In his sculptures, paintings, installations, prints and video works, Matthew Day Jackson (US, 1974) investigates the fatal attraction of the frontier. His images of physical and mental stress stem from the edges of human experience in the age of technology. Addressing the myth of the American Dream, the artist explores the forces of creation, growth, that challenge, and complicate, the discourse of domination and cultural hegemony. With American English from the series Gunshot Plywood Bronze Works he explores our ongoing capacity for destruction. The artist explains:

“At the very core of American Identity is the subject of value founded in the idea of property ownership and the ability to defend oneself and said property. The single-family home and the firearm are two great metrics to determine the value of the individual in American culture. It might also be noted that violence is a language, and one that is deeply imbedded in western culture, in its technology, in its diplomacy, in its civil law, in its institutions, in its history. The reminder of this is founded in the seemingly constant barrage of mass shootings and of police killing unarmed black men. [...] Plywood is structural and functions as

a facial layer and is the surface upon which our reality is affixed. It supports our ideas of ourselves, and in the case of these sculptures it is a framing device lying at the intersection of ownership and violence, two primary lenses through which America sees the world and itself. Bronze is the material of the memorial, or the statue. I think of these as American Statues, memorials to hopefully being understood in the future as the way we were.”
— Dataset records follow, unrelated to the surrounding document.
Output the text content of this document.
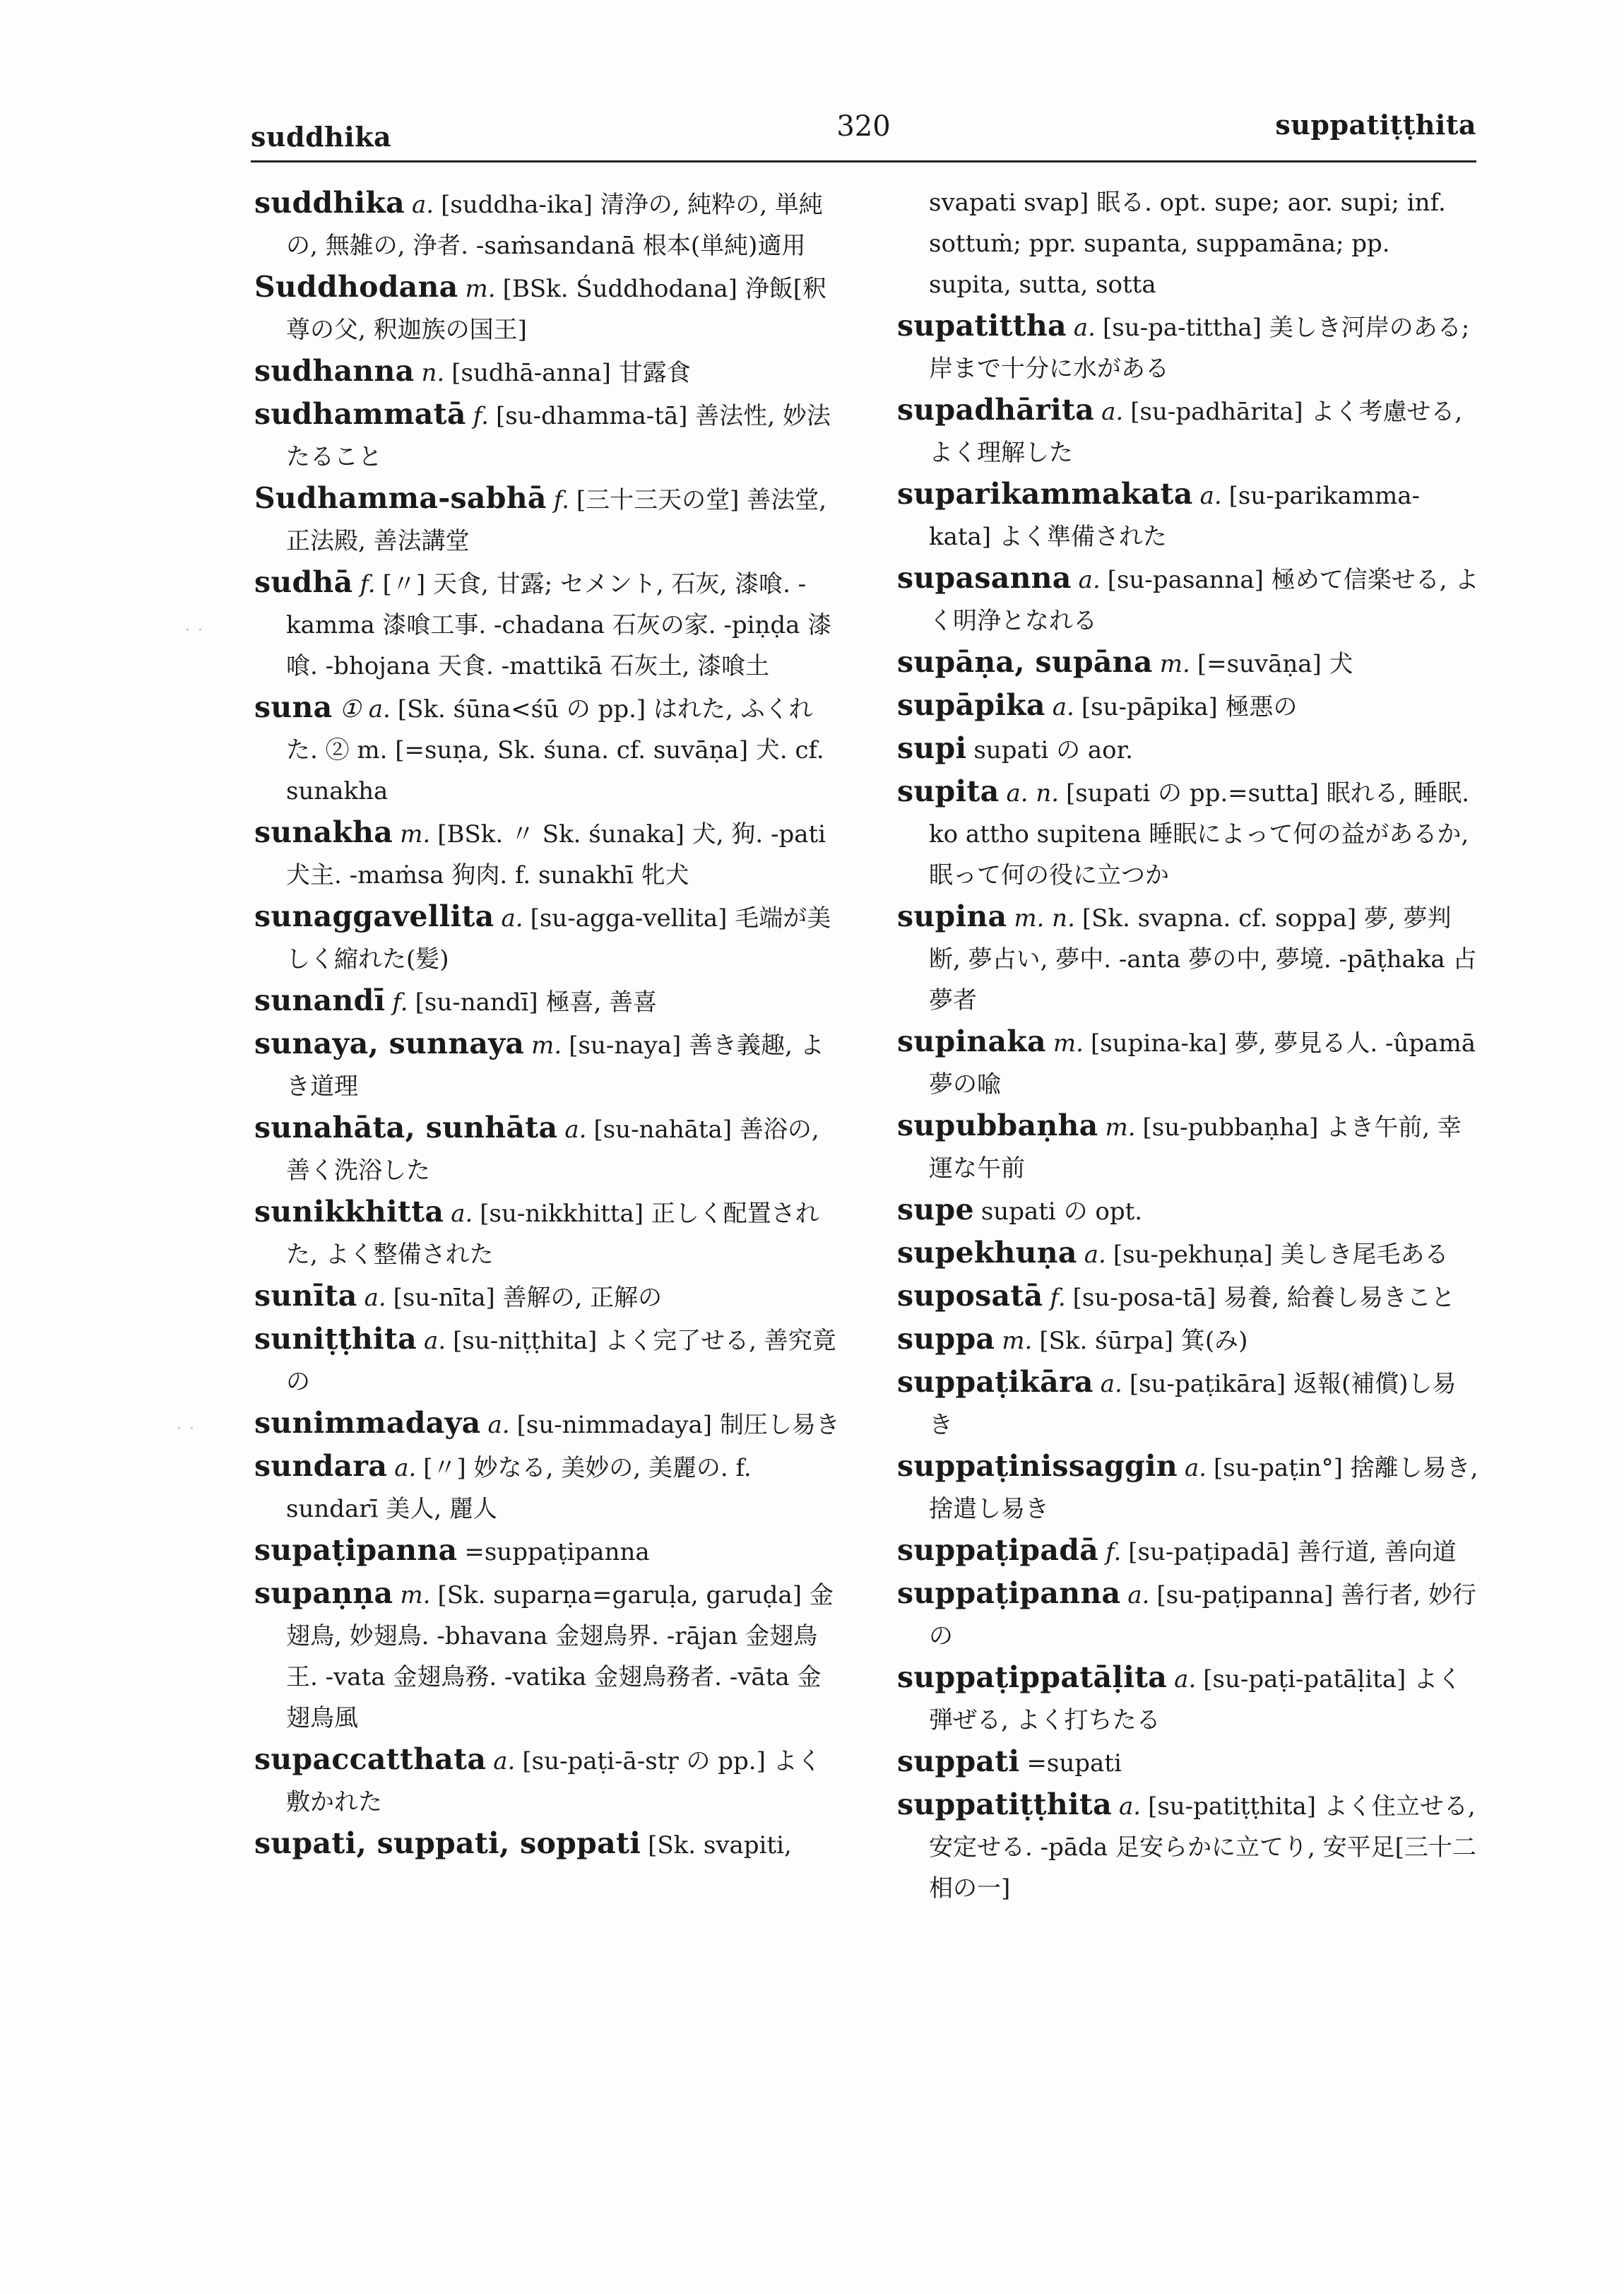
suddhika	320	suppatiṭṭhita
· ·
· ·

suddhika a. [suddha-ika] 清浄の, 純粋の, 単純の, 無雑の, 浄者. -saṁsandanā 根本(単純)適用

Suddhodana m. [BSk. Śuddhodana] 浄飯[釈尊の父, 釈迦族の国王]

sudhanna n. [sudhā-anna] 甘露食

sudhammatā f. [su-dhamma-tā] 善法性, 妙法たること

Sudhamma-sabhā f. [三十三天の堂] 善法堂, 正法殿, 善法講堂

sudhā f. [〃] 天食, 甘露; セメント, 石灰, 漆喰. -kamma 漆喰工事. -chadana 石灰の家. -piṇḍa 漆喰. -bhojana 天食. -mattikā 石灰土, 漆喰土

suna ① a. [Sk. śūna<śū の pp.] はれた, ふくれた. ② m. [=suṇa, Sk. śuna. cf. suvāṇa] 犬. cf. sunakha

sunakha m. [BSk. 〃 Sk. śunaka] 犬, 狗. -pati 犬主. -maṁsa 狗肉. f. sunakhī 牝犬

sunaggavellita a. [su-agga-vellita] 毛端が美しく縮れた(髪)

sunandī f. [su-nandī] 極喜, 善喜

sunaya, sunnaya m. [su-naya] 善き義趣, よき道理

sunahāta, sunhāta a. [su-nahāta] 善浴の, 善く洗浴した

sunikkhitta a. [su-nikkhitta] 正しく配置された, よく整備された

sunīta a. [su-nīta] 善解の, 正解の

suniṭṭhita a. [su-niṭṭhita] よく完了せる, 善究竟の

sunimmadaya a. [su-nimmadaya] 制圧し易き

sundara a. [〃] 妙なる, 美妙の, 美麗の. f. sundarī 美人, 麗人

supaṭipanna =suppaṭipanna

supaṇṇa m. [Sk. suparṇa=garuḷa, garuḍa] 金翅鳥, 妙翅鳥. -bhavana 金翅鳥界. -rājan 金翅鳥王. -vata 金翅鳥務. -vatika 金翅鳥務者. -vāta 金翅鳥風

supaccatthata a. [su-paṭi-ā-stṛ の pp.] よく敷かれた

supati, suppati, soppati [Sk. svapiti,

svapati svap] 眠る. opt. supe; aor. supi; inf. sottuṁ; ppr. supanta, suppamāna; pp. supita, sutta, sotta

supatittha a. [su-pa-tittha] 美しき河岸のある; 岸まで十分に水がある

supadhārita a. [su-padhārita] よく考慮せる, よく理解した

suparikammakata a. [su-parikamma-kata] よく準備された

supasanna a. [su-pasanna] 極めて信楽せる, よく明浄となれる

supāṇa, supāna m. [=suvāṇa] 犬

supāpika a. [su-pāpika] 極悪の

supi supati の aor.

supita a. n. [supati の pp.=sutta] 眠れる, 睡眠. ko attho supitena 睡眠によって何の益があるか, 眠って何の役に立つか

supina m. n. [Sk. svapna. cf. soppa] 夢, 夢判断, 夢占い, 夢中. -anta 夢の中, 夢境. -pāṭhaka 占夢者

supinaka m. [supina-ka] 夢, 夢見る人. -ûpamā 夢の喩

supubbaṇha m. [su-pubbaṇha] よき午前, 幸運な午前

supe supati の opt.

supekhuṇa a. [su-pekhuṇa] 美しき尾毛ある

suposatā f. [su-posa-tā] 易養, 給養し易きこと

suppa m. [Sk. śūrpa] 箕(み)

suppaṭikāra a. [su-paṭikāra] 返報(補償)し易き

suppaṭinissaggin a. [su-paṭin°] 捨離し易き, 捨遣し易き

suppaṭipadā f. [su-paṭipadā] 善行道, 善向道

suppaṭipanna a. [su-paṭipanna] 善行者, 妙行の

suppaṭippatāḷita a. [su-paṭi-patāḷita] よく弾ぜる, よく打ちたる

suppati =supati

suppatiṭṭhita a. [su-patiṭṭhita] よく住立せる, 安定せる. -pāda 足安らかに立てり, 安平足[三十二相の一]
Michael Raedecker (1963, NL) presents new work from his latest series cntrl, currently exhibited at GRIMM Keizersgracht in Amsterdam. The process behind Raedecker’s new paintings is complex –a series of archaeological strata. First, the artist applies painted marks and washes to a primed canvas. Next, the canvas is coated in acrylic medium, to which he sticks a found photographic image, reproduced on paper using a standard inkjet printer. Once the medium has absorbed the ink, and the image has been transferred, he tears away the paper, and gets to work with his hallmark lengths of thread, sometimes stitching them through the canvas, sometimes suspending them in the sticky, drying medium, almost as though he were creating a low relief sculpture.
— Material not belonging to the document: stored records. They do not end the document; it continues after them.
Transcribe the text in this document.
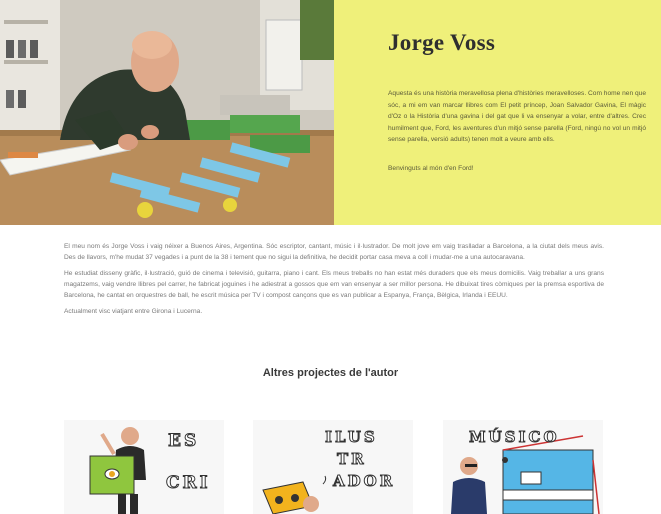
Jorge Voss

Aquesta és una història meravellosa plena d'històries meravelloses. Com home nen que sóc, a mi em van marcar llibres com El petit príncep, Joan Salvador Gavina, El màgic d'Oz o la Història d'una gavina i del gat que li va ensenyar a volar, entre d'altres. Crec humilment que, Ford, les aventures d'un mitjó sense parella (Ford, ningú no vol un mitjó sense parella, versió adults) tenen molt a veure amb ells.

Benvinguts al món d'en Ford!

El meu nom és Jorge Voss i vaig néixer a Buenos Aires, Argentina. Sóc escriptor, cantant, músic i il·lustrador. De molt jove em vaig traslladar a Barcelona, a la ciutat dels meus avis. Des de llavors, m'he mudat 37 vegades i a punt de la 38 i tement que no sigui la definitiva, he decidit portar casa meva a coll i mudar-me a una autocaravana.

He estudiat disseny gràfic, il·lustració, guió de cinema i televisió, guitarra, piano i cant. Els meus treballs no han estat més duraders que els meus domicilis. Vaig treballar a uns grans magatzems, vaig vendre llibres pel carrer, he fabricat joguines i he adiestrat a gossos que em van ensenyar a ser millor persona. He dibuixat tires còmiques per la premsa esportiva de Barcelona, he cantat en orquestres de ball, he escrit música per TV i compost cançons que es van publicar a Espanya, França, Bèlgica, Irlanda i EEUU.

Actualment visc viatjant entre Girona i Lucerna.

Altres projectes de l'autor
ES
CRI
ILUS
TR
ADOR
MÚSICO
Letha Wilson (1976, US) has expanded boundaries between photography and sculpture by questioning how a photograph can be physically engaging. Wilson trades the traditional confines of a photographic image by merging them with monumental materials that complicate the duality between the natural landscape and our industrial, synthetic society. Using landscape photography as a source, Wilson’s balance of material and image speaks to our relationship with the landscape, using both intimate and vast details of nature as subject. Her solo exhibition is currently on view at GRIMM New York, showcasing a selection of new sculptural works that combine landscape photographs with industrial materials like aluminum, zinc, concrete and steel.

Caroline Walker (1982, UK) presents oil sketches that are part of a larger series that she will exhibit in her upcoming solo presentation at our New York gallery this May. Walker’s intimate scenes build upon the language of city life with the pronounced quality of a voyeuristic gaze. Her quietly charged spaces, frame half-told narratives that complicate traditional ideas of the woman as subject. The works explore femininity in our modern, image-conscious age.

Matthias Weischer (1973, DE) presents two new paintings that balance between reality and imagination. Secular painterly themes like the interior and the landscape are the key motifs in his oeuvre. Weischer is interested in the historical perspective of painting; both the medium as well as the classical system of representation.

His investigation into the depiction of three-dimensional space is of great importance in his work. Collage-like painted elements build upon imagery that is as diverse as wallpaper motives, mosaic floors, windows sills, pieces of furniture, loose bricks or part walls, and the occasional reference to a figure or element in settings that range from desolate rooms to lush fields in the countryside.